III. That it is competent for congress to grant this protection cannot be doubted. The pension, while earned by invaluable patriotic service, is a gratuity on the part of the government in the sense that it Is not granted under any contract. Surely the government may provide that its gratuity to its patriotic defenders, given as a meager recompense for health lost, blood shed, and lives sacrificed in defense of the Union and the constitution, shall “inure wholly to the benefit of *300the pensioner.” Shall not the sovereign giver of a gratuity prescribe how it shall be used and enjoyed ? In granting homesteads, congress has exercised this sovereign authority, and exempted them from debts contracted prior to their acquisitions.
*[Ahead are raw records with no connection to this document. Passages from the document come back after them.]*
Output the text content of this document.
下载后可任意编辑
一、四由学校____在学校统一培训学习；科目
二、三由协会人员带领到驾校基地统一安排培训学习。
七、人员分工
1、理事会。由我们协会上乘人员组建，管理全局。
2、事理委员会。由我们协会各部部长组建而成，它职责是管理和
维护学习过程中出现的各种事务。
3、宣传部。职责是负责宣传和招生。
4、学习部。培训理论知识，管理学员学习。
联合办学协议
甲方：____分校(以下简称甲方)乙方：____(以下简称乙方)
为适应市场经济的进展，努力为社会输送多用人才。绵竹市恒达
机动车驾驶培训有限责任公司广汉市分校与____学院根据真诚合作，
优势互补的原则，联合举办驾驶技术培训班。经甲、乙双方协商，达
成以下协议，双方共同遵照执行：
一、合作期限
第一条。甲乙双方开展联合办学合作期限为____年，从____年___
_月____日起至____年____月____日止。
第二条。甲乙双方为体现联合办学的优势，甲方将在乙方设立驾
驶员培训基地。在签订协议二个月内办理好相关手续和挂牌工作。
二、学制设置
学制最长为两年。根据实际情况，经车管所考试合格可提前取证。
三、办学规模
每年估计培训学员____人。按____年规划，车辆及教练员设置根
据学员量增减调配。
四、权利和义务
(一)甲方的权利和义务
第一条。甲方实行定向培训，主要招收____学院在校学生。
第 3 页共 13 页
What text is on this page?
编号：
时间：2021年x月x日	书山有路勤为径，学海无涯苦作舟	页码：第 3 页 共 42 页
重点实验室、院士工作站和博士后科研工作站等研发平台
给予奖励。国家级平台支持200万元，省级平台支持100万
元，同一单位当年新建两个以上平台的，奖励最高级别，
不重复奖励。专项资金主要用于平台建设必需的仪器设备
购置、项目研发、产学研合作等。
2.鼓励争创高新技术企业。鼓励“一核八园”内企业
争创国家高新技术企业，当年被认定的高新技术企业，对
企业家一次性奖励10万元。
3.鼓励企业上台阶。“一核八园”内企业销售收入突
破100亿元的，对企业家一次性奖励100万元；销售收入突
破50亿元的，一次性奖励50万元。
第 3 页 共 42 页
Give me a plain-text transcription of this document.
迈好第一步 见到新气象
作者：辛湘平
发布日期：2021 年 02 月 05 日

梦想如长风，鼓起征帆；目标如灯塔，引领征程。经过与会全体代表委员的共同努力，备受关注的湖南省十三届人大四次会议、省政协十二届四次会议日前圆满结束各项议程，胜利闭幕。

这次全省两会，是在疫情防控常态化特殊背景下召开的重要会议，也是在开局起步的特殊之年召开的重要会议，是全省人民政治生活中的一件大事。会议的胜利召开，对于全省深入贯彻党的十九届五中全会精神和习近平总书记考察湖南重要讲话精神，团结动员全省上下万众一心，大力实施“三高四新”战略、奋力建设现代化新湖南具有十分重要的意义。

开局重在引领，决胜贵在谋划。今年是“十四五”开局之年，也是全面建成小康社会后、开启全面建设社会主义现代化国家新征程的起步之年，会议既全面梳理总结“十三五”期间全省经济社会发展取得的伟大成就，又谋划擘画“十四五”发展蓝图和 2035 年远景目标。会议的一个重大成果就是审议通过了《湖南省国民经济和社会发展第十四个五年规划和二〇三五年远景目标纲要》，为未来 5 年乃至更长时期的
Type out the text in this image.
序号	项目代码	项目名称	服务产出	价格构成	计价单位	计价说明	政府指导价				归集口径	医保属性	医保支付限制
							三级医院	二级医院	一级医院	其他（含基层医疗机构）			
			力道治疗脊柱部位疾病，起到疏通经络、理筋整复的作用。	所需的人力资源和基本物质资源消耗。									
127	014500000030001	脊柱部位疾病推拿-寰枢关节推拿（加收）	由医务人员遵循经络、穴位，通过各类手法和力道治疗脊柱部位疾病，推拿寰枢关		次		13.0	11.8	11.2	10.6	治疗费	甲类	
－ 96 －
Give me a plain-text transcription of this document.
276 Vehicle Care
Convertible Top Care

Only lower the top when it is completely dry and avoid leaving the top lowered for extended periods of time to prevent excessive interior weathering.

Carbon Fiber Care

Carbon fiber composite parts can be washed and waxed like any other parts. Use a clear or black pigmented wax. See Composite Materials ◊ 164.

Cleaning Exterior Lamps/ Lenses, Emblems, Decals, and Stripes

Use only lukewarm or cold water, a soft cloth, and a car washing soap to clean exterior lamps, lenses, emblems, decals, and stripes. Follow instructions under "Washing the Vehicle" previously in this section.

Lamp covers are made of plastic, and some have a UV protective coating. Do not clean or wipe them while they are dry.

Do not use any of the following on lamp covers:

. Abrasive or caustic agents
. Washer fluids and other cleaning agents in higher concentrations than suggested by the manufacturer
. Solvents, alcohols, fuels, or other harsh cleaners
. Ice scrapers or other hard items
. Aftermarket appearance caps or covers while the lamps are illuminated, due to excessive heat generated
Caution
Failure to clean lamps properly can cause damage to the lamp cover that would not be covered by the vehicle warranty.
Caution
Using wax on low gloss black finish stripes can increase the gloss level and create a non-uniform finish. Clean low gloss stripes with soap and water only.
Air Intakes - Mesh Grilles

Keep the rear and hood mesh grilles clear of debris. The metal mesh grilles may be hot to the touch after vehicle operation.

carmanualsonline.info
Rev. St. U. S., sec. 2296. I have never heard these provisions questioned on the ground of want of authority in congress to enact them, and am aware of no principles upon which objections thereto can be based. In support of these views, see Folschow v. Werner, 51 Wis. 85, 7 N. W. Rep. 911.
I reach the conclusion that defendant’s homestead is exempt from plaintiff’s claim, which Is in conflict with Webb v. Holt, 57 Iowa, 712, de cided by a majority of this court. The decision in that case, in my opinion, ought to be overruled. See Goble v. Stephenson, 68 Iowa, 270.
Rothrook, J., concurs in this dissent.